The new county rule bans storefront medical marijuana dispensaries, except in certain industrial zones. In those areas, any dispensaries must be a mile apart, and a mile from any school, daycare center, park or church.

At Apple Tree Health Foods on North Chester, owner Carl Neal is also pleased with changes he's seen after the ordinance went into effect.

"There are fewer people milling around," Neal told Eyewitness News. "I've had people comment, tell me that they're glad they are gone."

A few other store owners who didn't want to be identified said they see fewer groups of people loitering and fewer instances of obvious smoking of marijuana or what appeared to be people on the sidewalk or street selling or sharing marijuana. These store owners also said there are fewer parking and traffic problems, and less trash and litter.

But, other stores say the absence of the medical marijuana facilities has made no difference on their business, and some say they never had any problems with the dispensaries or their customers.

However at Apple Tree Health Foods, Neal said there were negative impacts.

"I remember one day, we actually had somebody under the influence of drugs fell and hit his head on the front door," Neal said. He's sure his customers were uncomfortable with the presence of the dispensaries. "They didn't like it," Neal said. "I'm sure some of them, although they didn't say it, were intimidated."

Bradshaw said the dispensary near her shop caused trouble for both herself and her customers. She had real problems with the first man who operated the facility.

"He would sit out in his truck, the back of his truck, in front of my store and cuss me," Bradshaw said. "Cuss my customers, and just cause havoc."

But several other store-owners in the area said they had no problems with dispensaries near them, and wondered if there were big differences in the way some were operated.
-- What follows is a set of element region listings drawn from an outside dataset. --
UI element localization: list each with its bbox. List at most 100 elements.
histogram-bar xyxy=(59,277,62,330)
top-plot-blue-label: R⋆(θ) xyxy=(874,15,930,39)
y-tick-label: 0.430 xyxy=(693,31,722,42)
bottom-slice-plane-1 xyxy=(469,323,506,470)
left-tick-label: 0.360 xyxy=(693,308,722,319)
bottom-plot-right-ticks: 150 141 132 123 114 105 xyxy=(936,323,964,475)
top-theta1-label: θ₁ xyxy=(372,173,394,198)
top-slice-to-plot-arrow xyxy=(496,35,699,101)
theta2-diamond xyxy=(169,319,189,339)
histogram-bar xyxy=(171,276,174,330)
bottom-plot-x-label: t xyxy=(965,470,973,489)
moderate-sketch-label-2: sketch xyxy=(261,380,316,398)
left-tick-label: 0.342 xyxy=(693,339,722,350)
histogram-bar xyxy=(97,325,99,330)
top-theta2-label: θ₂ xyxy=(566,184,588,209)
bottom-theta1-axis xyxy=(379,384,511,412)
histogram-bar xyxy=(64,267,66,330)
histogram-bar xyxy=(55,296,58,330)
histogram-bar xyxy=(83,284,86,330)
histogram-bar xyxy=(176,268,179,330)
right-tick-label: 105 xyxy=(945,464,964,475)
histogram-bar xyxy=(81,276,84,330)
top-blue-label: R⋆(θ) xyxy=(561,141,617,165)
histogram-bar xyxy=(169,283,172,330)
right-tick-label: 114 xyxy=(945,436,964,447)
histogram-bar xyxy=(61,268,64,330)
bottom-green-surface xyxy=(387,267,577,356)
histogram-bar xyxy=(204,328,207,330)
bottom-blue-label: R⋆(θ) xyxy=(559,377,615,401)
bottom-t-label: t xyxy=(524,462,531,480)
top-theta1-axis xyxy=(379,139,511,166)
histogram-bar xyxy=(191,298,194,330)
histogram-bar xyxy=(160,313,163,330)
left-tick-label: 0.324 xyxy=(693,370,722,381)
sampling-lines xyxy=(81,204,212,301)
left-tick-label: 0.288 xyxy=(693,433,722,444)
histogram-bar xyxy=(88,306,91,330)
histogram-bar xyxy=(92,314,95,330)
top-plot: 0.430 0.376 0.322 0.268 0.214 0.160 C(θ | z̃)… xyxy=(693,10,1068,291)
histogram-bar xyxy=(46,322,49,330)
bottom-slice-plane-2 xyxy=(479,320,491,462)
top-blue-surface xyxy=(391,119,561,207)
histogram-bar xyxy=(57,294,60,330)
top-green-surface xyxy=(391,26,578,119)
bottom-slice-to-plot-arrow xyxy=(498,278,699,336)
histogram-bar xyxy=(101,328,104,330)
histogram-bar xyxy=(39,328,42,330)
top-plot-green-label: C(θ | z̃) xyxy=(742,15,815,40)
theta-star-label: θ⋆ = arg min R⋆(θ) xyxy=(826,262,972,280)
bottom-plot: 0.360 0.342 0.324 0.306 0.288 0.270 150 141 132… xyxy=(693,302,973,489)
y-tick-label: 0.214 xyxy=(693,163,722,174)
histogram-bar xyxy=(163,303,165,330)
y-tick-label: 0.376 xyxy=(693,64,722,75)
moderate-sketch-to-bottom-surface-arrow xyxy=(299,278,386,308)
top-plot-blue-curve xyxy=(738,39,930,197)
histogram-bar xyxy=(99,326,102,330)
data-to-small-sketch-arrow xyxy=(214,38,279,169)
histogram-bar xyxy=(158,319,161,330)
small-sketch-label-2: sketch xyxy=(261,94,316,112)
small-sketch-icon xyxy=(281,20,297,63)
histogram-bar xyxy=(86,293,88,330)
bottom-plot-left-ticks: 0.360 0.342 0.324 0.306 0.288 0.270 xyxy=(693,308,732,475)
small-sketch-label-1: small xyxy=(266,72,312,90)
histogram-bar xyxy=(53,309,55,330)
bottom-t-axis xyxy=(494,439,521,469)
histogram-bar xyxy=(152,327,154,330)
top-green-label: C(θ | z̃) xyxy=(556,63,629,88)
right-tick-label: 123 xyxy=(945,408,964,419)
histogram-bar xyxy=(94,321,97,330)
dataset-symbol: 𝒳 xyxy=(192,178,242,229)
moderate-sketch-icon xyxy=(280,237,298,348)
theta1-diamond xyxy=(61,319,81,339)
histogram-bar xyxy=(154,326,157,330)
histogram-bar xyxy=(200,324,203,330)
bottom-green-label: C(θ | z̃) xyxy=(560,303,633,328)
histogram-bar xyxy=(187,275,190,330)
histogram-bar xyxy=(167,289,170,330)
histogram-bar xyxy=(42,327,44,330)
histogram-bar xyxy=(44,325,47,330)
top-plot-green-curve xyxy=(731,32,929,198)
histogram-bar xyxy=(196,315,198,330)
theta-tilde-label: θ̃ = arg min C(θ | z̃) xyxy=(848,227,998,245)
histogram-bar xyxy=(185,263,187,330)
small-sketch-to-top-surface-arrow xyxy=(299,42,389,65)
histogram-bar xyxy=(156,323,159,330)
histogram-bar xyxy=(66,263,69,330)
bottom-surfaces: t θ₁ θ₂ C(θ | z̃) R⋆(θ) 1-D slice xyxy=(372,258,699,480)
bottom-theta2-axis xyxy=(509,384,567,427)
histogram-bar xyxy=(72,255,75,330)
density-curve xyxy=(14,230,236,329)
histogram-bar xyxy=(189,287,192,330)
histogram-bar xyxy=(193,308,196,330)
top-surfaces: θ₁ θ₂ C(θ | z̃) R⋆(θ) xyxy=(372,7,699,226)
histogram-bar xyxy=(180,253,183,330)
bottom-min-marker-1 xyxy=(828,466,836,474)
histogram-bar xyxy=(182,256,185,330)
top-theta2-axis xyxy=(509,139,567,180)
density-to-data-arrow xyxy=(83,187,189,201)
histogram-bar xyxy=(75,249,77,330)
One store owner said the dispensary near his business was well-run, the the managers made a clear effort to clean up any trash and prevent problems like loitering.

Eyewitness News tried to contact some of the operators who ran dispensaries in county areas before Measure G. Of the five we tried to reach, the two who responded said they think dispensaries actually brought in customers and business to nearby stores and shops.

But Bradshaw is convinced she's getting more business, and more customers now that the marijuana facility is gone.

"They feel more comfortable and confident in stopping here," Bradshaw said. "Now that (the dispensaries) are gone, it's very nice and it's very pleasant."